How the Quad Went Coed
Fifty years ago, same-sex schooling in higher education had ended for many public colleges and universities in the United States and Britain, but it remained the norm at most elite universities in the Northeast—the Ivy League schools of Yale, Princeton, Dartmouth and Harvard and comparable private women colleges such as Vassar, Smith and Wellesley. Cambridge and Oxford, too, had resisted coeducation.
.. Ms. Malkiel convincingly argues that it took the tidal wave of social movements in that decade—student free speech, war opposition, civil rights, sexual freedom and women’s liberation—to disrupt the northeastern elites’ complacency.
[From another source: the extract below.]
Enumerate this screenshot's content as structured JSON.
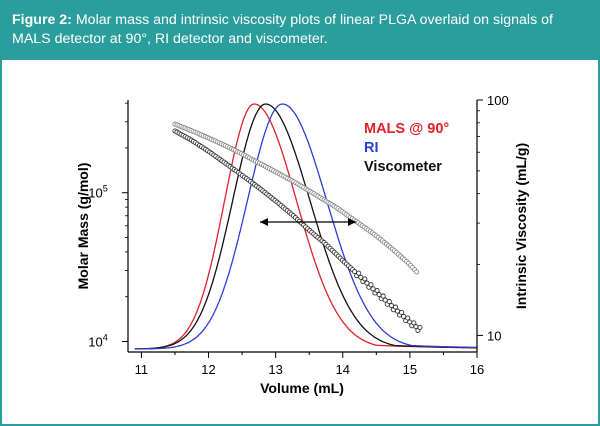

Change came, but it came kicking and screaming, and not from any sense of fairness or feminist impulse. It was pragmatic: Scrupulously monitored application trends made it clear that, as the 1960s progressed, the best of the boys were going where the girls were.
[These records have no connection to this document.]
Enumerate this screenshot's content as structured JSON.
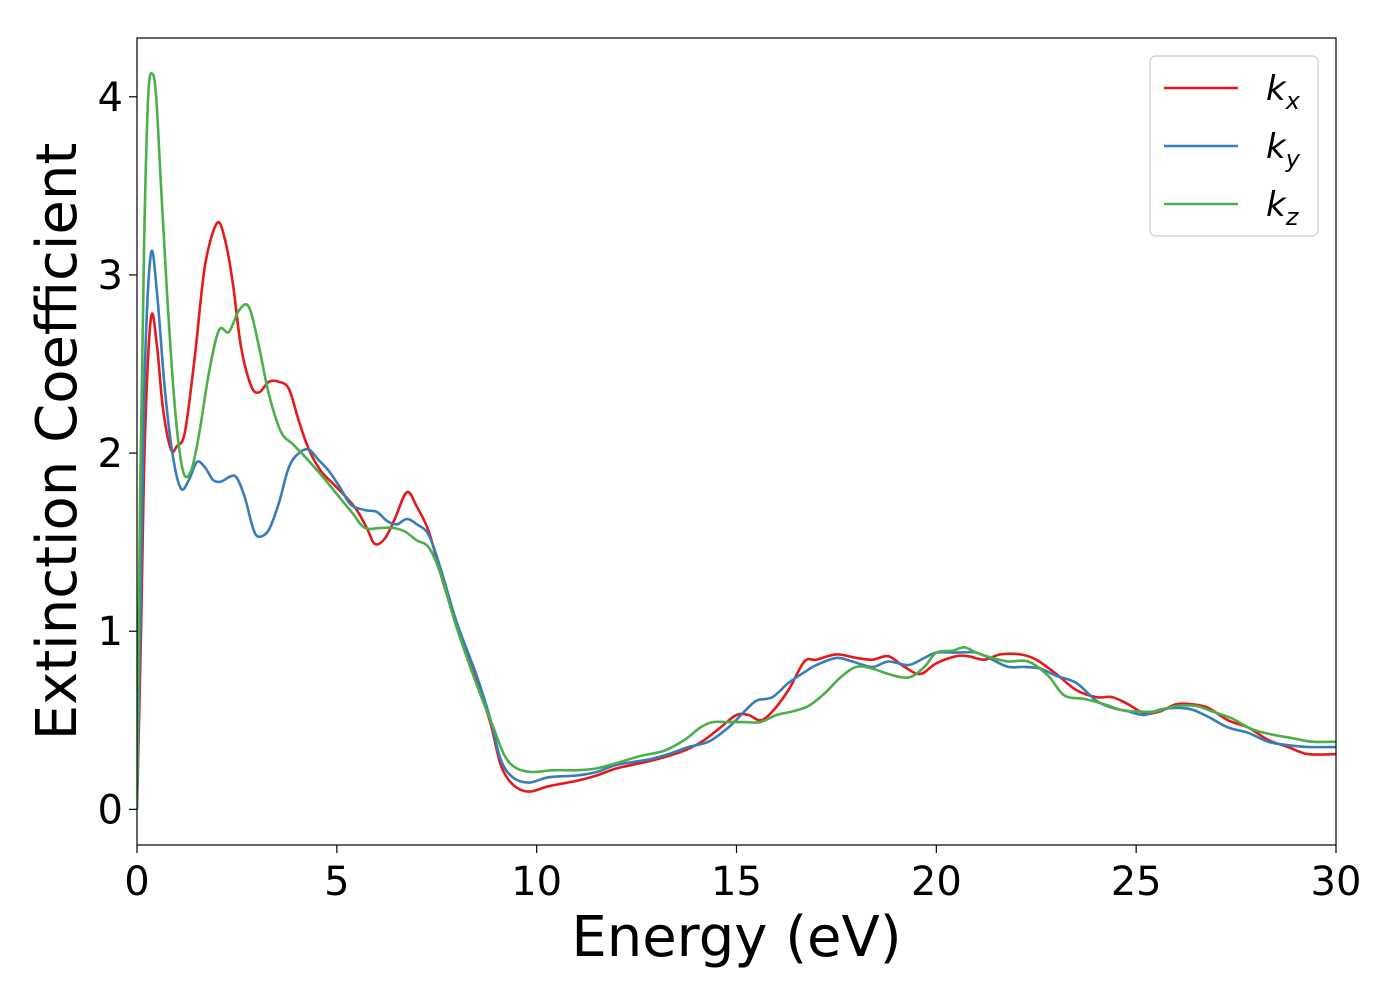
{
  "chart_data": {
    "type": "line",
    "title": "",
    "xlabel": "Energy (eV)",
    "ylabel": "Extinction Coefficient",
    "xlim": [
      0,
      30
    ],
    "ylim": [
      -0.2,
      4.33
    ],
    "xticks": [
      0,
      5,
      10,
      15,
      20,
      25,
      30
    ],
    "yticks": [
      0,
      1,
      2,
      3,
      4
    ],
    "grid": false,
    "legend_position": "top-right",
    "series": [
      {
        "name": "k",
        "subscript": "x",
        "color": "#e41a1c",
        "points": [
          [
            0,
            0
          ],
          [
            0.1,
            1.0
          ],
          [
            0.2,
            2.1
          ],
          [
            0.35,
            2.76
          ],
          [
            0.5,
            2.6
          ],
          [
            0.65,
            2.25
          ],
          [
            0.85,
            2.02
          ],
          [
            1.0,
            2.04
          ],
          [
            1.2,
            2.12
          ],
          [
            1.45,
            2.55
          ],
          [
            1.7,
            3.05
          ],
          [
            2.0,
            3.29
          ],
          [
            2.2,
            3.2
          ],
          [
            2.4,
            2.95
          ],
          [
            2.6,
            2.6
          ],
          [
            2.85,
            2.38
          ],
          [
            3.05,
            2.34
          ],
          [
            3.3,
            2.4
          ],
          [
            3.55,
            2.4
          ],
          [
            3.8,
            2.36
          ],
          [
            4.05,
            2.18
          ],
          [
            4.3,
            2.02
          ],
          [
            4.6,
            1.9
          ],
          [
            4.9,
            1.83
          ],
          [
            5.2,
            1.76
          ],
          [
            5.5,
            1.68
          ],
          [
            5.75,
            1.58
          ],
          [
            5.95,
            1.49
          ],
          [
            6.2,
            1.52
          ],
          [
            6.45,
            1.63
          ],
          [
            6.75,
            1.78
          ],
          [
            7.0,
            1.7
          ],
          [
            7.3,
            1.56
          ],
          [
            7.6,
            1.32
          ],
          [
            8.0,
            1.03
          ],
          [
            8.5,
            0.72
          ],
          [
            8.85,
            0.48
          ],
          [
            9.1,
            0.25
          ],
          [
            9.4,
            0.14
          ],
          [
            9.8,
            0.1
          ],
          [
            10.3,
            0.13
          ],
          [
            11.0,
            0.16
          ],
          [
            11.5,
            0.19
          ],
          [
            12.0,
            0.23
          ],
          [
            12.8,
            0.27
          ],
          [
            13.3,
            0.3
          ],
          [
            13.8,
            0.34
          ],
          [
            14.2,
            0.39
          ],
          [
            14.6,
            0.46
          ],
          [
            15.0,
            0.53
          ],
          [
            15.3,
            0.53
          ],
          [
            15.6,
            0.5
          ],
          [
            15.9,
            0.55
          ],
          [
            16.3,
            0.67
          ],
          [
            16.7,
            0.83
          ],
          [
            17.0,
            0.84
          ],
          [
            17.5,
            0.87
          ],
          [
            18.0,
            0.85
          ],
          [
            18.4,
            0.84
          ],
          [
            18.8,
            0.86
          ],
          [
            19.2,
            0.8
          ],
          [
            19.6,
            0.76
          ],
          [
            20.0,
            0.82
          ],
          [
            20.5,
            0.86
          ],
          [
            20.8,
            0.86
          ],
          [
            21.2,
            0.84
          ],
          [
            21.6,
            0.87
          ],
          [
            22.1,
            0.87
          ],
          [
            22.5,
            0.84
          ],
          [
            23.0,
            0.76
          ],
          [
            23.5,
            0.67
          ],
          [
            24.0,
            0.63
          ],
          [
            24.4,
            0.63
          ],
          [
            24.8,
            0.59
          ],
          [
            25.2,
            0.54
          ],
          [
            25.6,
            0.55
          ],
          [
            26.0,
            0.59
          ],
          [
            26.4,
            0.59
          ],
          [
            26.8,
            0.57
          ],
          [
            27.3,
            0.5
          ],
          [
            27.8,
            0.46
          ],
          [
            28.3,
            0.39
          ],
          [
            28.8,
            0.35
          ],
          [
            29.3,
            0.31
          ],
          [
            30.0,
            0.31
          ]
        ]
      },
      {
        "name": "k",
        "subscript": "y",
        "color": "#377eb8",
        "points": [
          [
            0,
            0
          ],
          [
            0.1,
            1.3
          ],
          [
            0.2,
            2.5
          ],
          [
            0.35,
            3.12
          ],
          [
            0.5,
            2.9
          ],
          [
            0.7,
            2.35
          ],
          [
            0.9,
            1.98
          ],
          [
            1.1,
            1.8
          ],
          [
            1.3,
            1.85
          ],
          [
            1.5,
            1.95
          ],
          [
            1.7,
            1.92
          ],
          [
            1.9,
            1.85
          ],
          [
            2.1,
            1.84
          ],
          [
            2.35,
            1.87
          ],
          [
            2.5,
            1.86
          ],
          [
            2.7,
            1.75
          ],
          [
            2.9,
            1.58
          ],
          [
            3.05,
            1.53
          ],
          [
            3.3,
            1.57
          ],
          [
            3.55,
            1.72
          ],
          [
            3.8,
            1.92
          ],
          [
            4.05,
            2.0
          ],
          [
            4.3,
            2.02
          ],
          [
            4.55,
            1.96
          ],
          [
            4.8,
            1.9
          ],
          [
            5.1,
            1.8
          ],
          [
            5.35,
            1.71
          ],
          [
            5.7,
            1.68
          ],
          [
            6.0,
            1.67
          ],
          [
            6.25,
            1.62
          ],
          [
            6.5,
            1.6
          ],
          [
            6.75,
            1.63
          ],
          [
            7.0,
            1.6
          ],
          [
            7.3,
            1.54
          ],
          [
            7.6,
            1.35
          ],
          [
            8.0,
            1.05
          ],
          [
            8.5,
            0.75
          ],
          [
            8.85,
            0.5
          ],
          [
            9.1,
            0.28
          ],
          [
            9.4,
            0.18
          ],
          [
            9.8,
            0.15
          ],
          [
            10.3,
            0.18
          ],
          [
            11.0,
            0.19
          ],
          [
            11.5,
            0.21
          ],
          [
            12.0,
            0.25
          ],
          [
            12.8,
            0.28
          ],
          [
            13.3,
            0.31
          ],
          [
            13.8,
            0.35
          ],
          [
            14.3,
            0.38
          ],
          [
            14.8,
            0.46
          ],
          [
            15.2,
            0.55
          ],
          [
            15.5,
            0.61
          ],
          [
            15.9,
            0.63
          ],
          [
            16.3,
            0.71
          ],
          [
            16.7,
            0.77
          ],
          [
            17.0,
            0.81
          ],
          [
            17.5,
            0.85
          ],
          [
            17.9,
            0.83
          ],
          [
            18.4,
            0.8
          ],
          [
            18.8,
            0.83
          ],
          [
            19.3,
            0.81
          ],
          [
            19.7,
            0.85
          ],
          [
            20.0,
            0.88
          ],
          [
            20.5,
            0.88
          ],
          [
            21.0,
            0.88
          ],
          [
            21.4,
            0.84
          ],
          [
            21.8,
            0.8
          ],
          [
            22.2,
            0.8
          ],
          [
            22.6,
            0.79
          ],
          [
            23.0,
            0.75
          ],
          [
            23.5,
            0.71
          ],
          [
            24.0,
            0.61
          ],
          [
            24.4,
            0.57
          ],
          [
            24.8,
            0.55
          ],
          [
            25.2,
            0.53
          ],
          [
            25.6,
            0.56
          ],
          [
            26.0,
            0.57
          ],
          [
            26.4,
            0.56
          ],
          [
            26.8,
            0.52
          ],
          [
            27.3,
            0.46
          ],
          [
            27.8,
            0.43
          ],
          [
            28.3,
            0.38
          ],
          [
            28.8,
            0.36
          ],
          [
            29.3,
            0.35
          ],
          [
            30.0,
            0.35
          ]
        ]
      },
      {
        "name": "k",
        "subscript": "z",
        "color": "#4daf4a",
        "points": [
          [
            0,
            0
          ],
          [
            0.08,
            1.8
          ],
          [
            0.18,
            3.2
          ],
          [
            0.28,
            4.0
          ],
          [
            0.38,
            4.13
          ],
          [
            0.48,
            4.0
          ],
          [
            0.6,
            3.5
          ],
          [
            0.75,
            2.9
          ],
          [
            0.95,
            2.25
          ],
          [
            1.15,
            1.9
          ],
          [
            1.35,
            1.9
          ],
          [
            1.55,
            2.1
          ],
          [
            1.8,
            2.45
          ],
          [
            2.05,
            2.69
          ],
          [
            2.3,
            2.68
          ],
          [
            2.55,
            2.8
          ],
          [
            2.8,
            2.82
          ],
          [
            3.05,
            2.6
          ],
          [
            3.3,
            2.33
          ],
          [
            3.6,
            2.12
          ],
          [
            3.9,
            2.05
          ],
          [
            4.2,
            1.98
          ],
          [
            4.6,
            1.88
          ],
          [
            5.0,
            1.77
          ],
          [
            5.4,
            1.66
          ],
          [
            5.7,
            1.58
          ],
          [
            6.1,
            1.58
          ],
          [
            6.4,
            1.58
          ],
          [
            6.7,
            1.56
          ],
          [
            7.0,
            1.51
          ],
          [
            7.3,
            1.47
          ],
          [
            7.6,
            1.32
          ],
          [
            8.0,
            1.02
          ],
          [
            8.5,
            0.7
          ],
          [
            8.9,
            0.47
          ],
          [
            9.2,
            0.3
          ],
          [
            9.5,
            0.23
          ],
          [
            9.9,
            0.21
          ],
          [
            10.4,
            0.22
          ],
          [
            11.0,
            0.22
          ],
          [
            11.5,
            0.23
          ],
          [
            12.0,
            0.26
          ],
          [
            12.6,
            0.3
          ],
          [
            13.2,
            0.33
          ],
          [
            13.7,
            0.39
          ],
          [
            14.1,
            0.46
          ],
          [
            14.4,
            0.49
          ],
          [
            14.8,
            0.49
          ],
          [
            15.2,
            0.49
          ],
          [
            15.6,
            0.49
          ],
          [
            16.0,
            0.53
          ],
          [
            16.4,
            0.55
          ],
          [
            16.8,
            0.58
          ],
          [
            17.2,
            0.65
          ],
          [
            17.6,
            0.74
          ],
          [
            18.0,
            0.8
          ],
          [
            18.4,
            0.79
          ],
          [
            18.8,
            0.76
          ],
          [
            19.3,
            0.74
          ],
          [
            19.7,
            0.8
          ],
          [
            20.0,
            0.88
          ],
          [
            20.4,
            0.89
          ],
          [
            20.7,
            0.91
          ],
          [
            21.0,
            0.88
          ],
          [
            21.4,
            0.85
          ],
          [
            21.8,
            0.83
          ],
          [
            22.3,
            0.83
          ],
          [
            22.8,
            0.75
          ],
          [
            23.2,
            0.64
          ],
          [
            23.7,
            0.62
          ],
          [
            24.2,
            0.59
          ],
          [
            24.6,
            0.56
          ],
          [
            25.0,
            0.55
          ],
          [
            25.5,
            0.55
          ],
          [
            26.0,
            0.58
          ],
          [
            26.5,
            0.58
          ],
          [
            26.9,
            0.55
          ],
          [
            27.4,
            0.51
          ],
          [
            27.9,
            0.45
          ],
          [
            28.4,
            0.42
          ],
          [
            28.9,
            0.4
          ],
          [
            29.4,
            0.38
          ],
          [
            30.0,
            0.38
          ]
        ]
      }
    ]
  }
}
.. She describes how various alternative arrangements were considered (such as moving Vassar to New Haven and Sarah Lawrence to Princeton!) and discarded.
.. “What is all this nonsense about admitting women to Princeton? A good old-fashioned whore-house would be considerably more efficient and much, much cheaper,” wrote one anonymous alumnus to the Princeton Alumni Weekly in 1968.
.. Most participants in the Ivy League debates over whether to admit women students looked at the question of coeducation solely from the male students’ point of view
.. Dartmouth boys, for example, rated their female classmates’ looks from one to 10 with placards in the dining hall. Signs hanging on campus declared, “Better Dead Than Coed.” The college anthem, “Men of Dartmouth,” remained unchanged until 1988.